Different members of K family are synthesized by green plants and bacteria. The artificial synthetic product vitamin K-3 (Menadione) is more potent than the natural variety.
Vitamin K is a fat-soluble, heat stable and withstands cooking. Vitamin K is stored in the liver. It is found that vitamin K stored in liver consists of about one-half from the diet and other half from bacterial production in the intestine. It is absorbed along with fat in the diet. Bile is essential for its absorption. There is hardly any excretion of this Vitamin by the body.
The role of vitamin K is to stimulate the production and/or the release of certain coagulation factors.
• It helps to maintain normal prothrombin content in the blood.
• It is essential in prevention of internal bleeding and haemorrhages.
• It is important for the normal functioning of the liver.
• It cheeks excessive menstrual flow in women.
• It acts as protector against cancer, and also in reducing the loss of calcium from the bones, as one grows older and is prone to osteoporosis.

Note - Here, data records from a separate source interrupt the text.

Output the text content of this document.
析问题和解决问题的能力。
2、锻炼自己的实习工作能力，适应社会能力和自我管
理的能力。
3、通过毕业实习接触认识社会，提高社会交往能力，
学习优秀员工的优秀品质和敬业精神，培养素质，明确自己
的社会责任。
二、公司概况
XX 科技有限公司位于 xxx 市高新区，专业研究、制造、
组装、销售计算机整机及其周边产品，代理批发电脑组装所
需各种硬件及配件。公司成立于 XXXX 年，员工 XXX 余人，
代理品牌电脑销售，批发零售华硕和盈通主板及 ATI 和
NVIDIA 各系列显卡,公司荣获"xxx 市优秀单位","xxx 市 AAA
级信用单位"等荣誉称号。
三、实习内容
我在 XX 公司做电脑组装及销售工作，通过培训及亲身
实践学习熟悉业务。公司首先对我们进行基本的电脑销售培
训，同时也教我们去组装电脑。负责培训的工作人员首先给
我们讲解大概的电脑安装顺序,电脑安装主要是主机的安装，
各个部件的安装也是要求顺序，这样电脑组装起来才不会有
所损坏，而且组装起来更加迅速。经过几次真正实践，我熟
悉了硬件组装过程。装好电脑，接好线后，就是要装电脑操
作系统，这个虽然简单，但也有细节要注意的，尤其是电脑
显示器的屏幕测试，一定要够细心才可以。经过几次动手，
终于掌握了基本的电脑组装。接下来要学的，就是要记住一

Natural Sources of Vitamin K
Vitamin K is found in abundance in fresh green vegetables like tomato, soyabean, alfalfa, spinach, cabbage, cauliflower, and port liver etc. Corn and soya oil are also good. All fruits and cereals are, however, poor sources of vitamin K. This vitamin is found in small quantities in milk and its products which include curds and buttermilk as well.
Daily Requirement of Vitamin K
The RDA (recommended daily allowance) is 50 mcg for children and 70 mcg for adults. Normal mixed diet supported with synthesis by the bacteria in the gut provides adequate amount of Vitamin K.
Vitamin K Deficiency
• Its deficiency leads to defective blood coagulation and haemorrhages.
• In vitamin K deficiency, the prothrombin content of blood is markedly decreased and the blood clotting time is considerably prolonged.